The three sisters went to Mrs McArthur’s after the funeral. Larry McArthur had made his last journey from the pit face to the surface held close in his father’s arms. Unlike many, Eve’s father and brothers included, he had not been burnt but merely looked as though he had gone to sleep. It had taken three men to prise the body from his father and Mrs McArthur had told Eve that when Larry was laid out in the front room, her husband had sat up all night stroking his son’s face and telling him it was time to wake up.Anne’s husband, too, had been killed and the day he had been brought up,Anne had found out she was going to have a child. She had now moved back to live with her parents, along with Mrs McArthur’s younger sister,Alice Turner, and her three bairns. Alice’s husband and son of fourteen had both lost their lives in the accident.

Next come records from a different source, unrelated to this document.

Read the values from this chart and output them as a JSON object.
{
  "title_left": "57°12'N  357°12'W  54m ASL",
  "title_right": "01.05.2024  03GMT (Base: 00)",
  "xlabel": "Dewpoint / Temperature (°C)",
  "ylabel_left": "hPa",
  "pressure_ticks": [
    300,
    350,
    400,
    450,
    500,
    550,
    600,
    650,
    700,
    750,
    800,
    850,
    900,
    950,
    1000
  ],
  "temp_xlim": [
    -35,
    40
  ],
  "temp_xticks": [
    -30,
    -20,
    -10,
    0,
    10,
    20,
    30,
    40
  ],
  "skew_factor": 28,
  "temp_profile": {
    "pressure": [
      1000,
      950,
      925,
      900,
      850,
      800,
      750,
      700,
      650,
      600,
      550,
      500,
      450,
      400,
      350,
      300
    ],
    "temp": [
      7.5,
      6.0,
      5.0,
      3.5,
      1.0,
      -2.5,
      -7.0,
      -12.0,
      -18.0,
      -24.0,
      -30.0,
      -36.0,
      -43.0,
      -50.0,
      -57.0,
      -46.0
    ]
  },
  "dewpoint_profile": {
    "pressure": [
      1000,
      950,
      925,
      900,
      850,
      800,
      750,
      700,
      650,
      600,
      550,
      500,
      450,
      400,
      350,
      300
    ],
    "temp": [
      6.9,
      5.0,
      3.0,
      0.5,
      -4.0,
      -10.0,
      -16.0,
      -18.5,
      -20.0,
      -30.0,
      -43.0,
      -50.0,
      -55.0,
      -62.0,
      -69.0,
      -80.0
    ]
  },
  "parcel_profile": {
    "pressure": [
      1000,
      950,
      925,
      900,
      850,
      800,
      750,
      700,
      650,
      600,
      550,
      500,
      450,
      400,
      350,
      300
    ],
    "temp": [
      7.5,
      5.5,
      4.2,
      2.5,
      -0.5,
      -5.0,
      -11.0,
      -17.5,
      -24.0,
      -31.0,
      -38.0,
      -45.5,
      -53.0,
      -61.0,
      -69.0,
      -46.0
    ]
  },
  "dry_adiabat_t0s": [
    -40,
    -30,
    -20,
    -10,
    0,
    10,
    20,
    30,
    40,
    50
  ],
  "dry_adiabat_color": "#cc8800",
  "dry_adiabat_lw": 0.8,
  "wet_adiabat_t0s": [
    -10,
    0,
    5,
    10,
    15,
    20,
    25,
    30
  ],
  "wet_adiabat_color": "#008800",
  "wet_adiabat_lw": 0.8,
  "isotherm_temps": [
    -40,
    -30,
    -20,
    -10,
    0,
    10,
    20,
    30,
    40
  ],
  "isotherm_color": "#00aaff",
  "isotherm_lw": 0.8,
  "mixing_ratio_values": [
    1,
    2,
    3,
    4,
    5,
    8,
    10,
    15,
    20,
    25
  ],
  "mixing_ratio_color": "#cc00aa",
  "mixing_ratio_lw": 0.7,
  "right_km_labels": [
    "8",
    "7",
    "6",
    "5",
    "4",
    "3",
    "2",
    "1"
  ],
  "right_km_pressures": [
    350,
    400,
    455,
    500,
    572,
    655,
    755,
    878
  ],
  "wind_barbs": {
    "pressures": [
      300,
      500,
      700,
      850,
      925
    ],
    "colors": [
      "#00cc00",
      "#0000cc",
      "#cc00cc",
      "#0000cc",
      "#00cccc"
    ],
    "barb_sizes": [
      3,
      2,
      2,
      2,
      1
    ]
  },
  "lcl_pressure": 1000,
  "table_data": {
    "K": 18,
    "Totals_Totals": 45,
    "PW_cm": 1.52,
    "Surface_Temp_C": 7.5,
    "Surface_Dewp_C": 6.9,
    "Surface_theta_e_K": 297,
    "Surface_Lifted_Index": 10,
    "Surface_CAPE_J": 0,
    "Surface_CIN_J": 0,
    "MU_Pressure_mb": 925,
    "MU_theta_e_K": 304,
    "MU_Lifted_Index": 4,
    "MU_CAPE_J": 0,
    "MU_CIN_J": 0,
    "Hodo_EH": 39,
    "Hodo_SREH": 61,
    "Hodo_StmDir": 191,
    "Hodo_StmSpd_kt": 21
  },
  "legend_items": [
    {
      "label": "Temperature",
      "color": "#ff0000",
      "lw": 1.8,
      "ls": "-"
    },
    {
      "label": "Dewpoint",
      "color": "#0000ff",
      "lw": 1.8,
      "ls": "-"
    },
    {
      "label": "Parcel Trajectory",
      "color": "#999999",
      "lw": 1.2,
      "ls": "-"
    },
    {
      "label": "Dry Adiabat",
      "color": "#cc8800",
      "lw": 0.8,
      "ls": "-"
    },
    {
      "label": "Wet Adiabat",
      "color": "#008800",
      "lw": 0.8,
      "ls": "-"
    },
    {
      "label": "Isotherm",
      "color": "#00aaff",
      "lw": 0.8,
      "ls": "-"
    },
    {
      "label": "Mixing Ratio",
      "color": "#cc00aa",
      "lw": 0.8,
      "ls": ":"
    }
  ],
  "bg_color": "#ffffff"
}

It was Alice who now left a group of mourners tucking into the ample spread Mrs McArthur had put on to come over to where Eve was standing, Nell and Mary pressed into her side. Without any preamble, she said, ‘You’re the lassies from next door, aren’t you?’
Eve nodded. She had seen Mrs McArthur’s sister several times at Christmas jollifications and the like, and thought her as different to her sister as chalk to cheese.
‘Our Cissy tells me you’ve got no family to take you in, is that right?’
Again Eve nodded.
Bending forward slightly, her voice low, Alice spoke into Eve’s ear. ‘Don’t think our Cissy will be able to help. She’s got a houseful now, what with me an’ mine and Anne coming home an’ all, and family comes first at such times.’
‘I know that.’
‘Aye, well, just so it’s clear. Cissy’s got a reputation for being a bit of a soft touch, as I’m sure you’re aware.’ Hard eyes glanced at Nell and Mary before coming to rest on Eve once more. ‘So, what are you going to do then?’
Eve’s fair skin was scarlet but her voice was steady and her tone brought a flush to the older woman’s face. ‘I think that is my business, Mrs Turner.’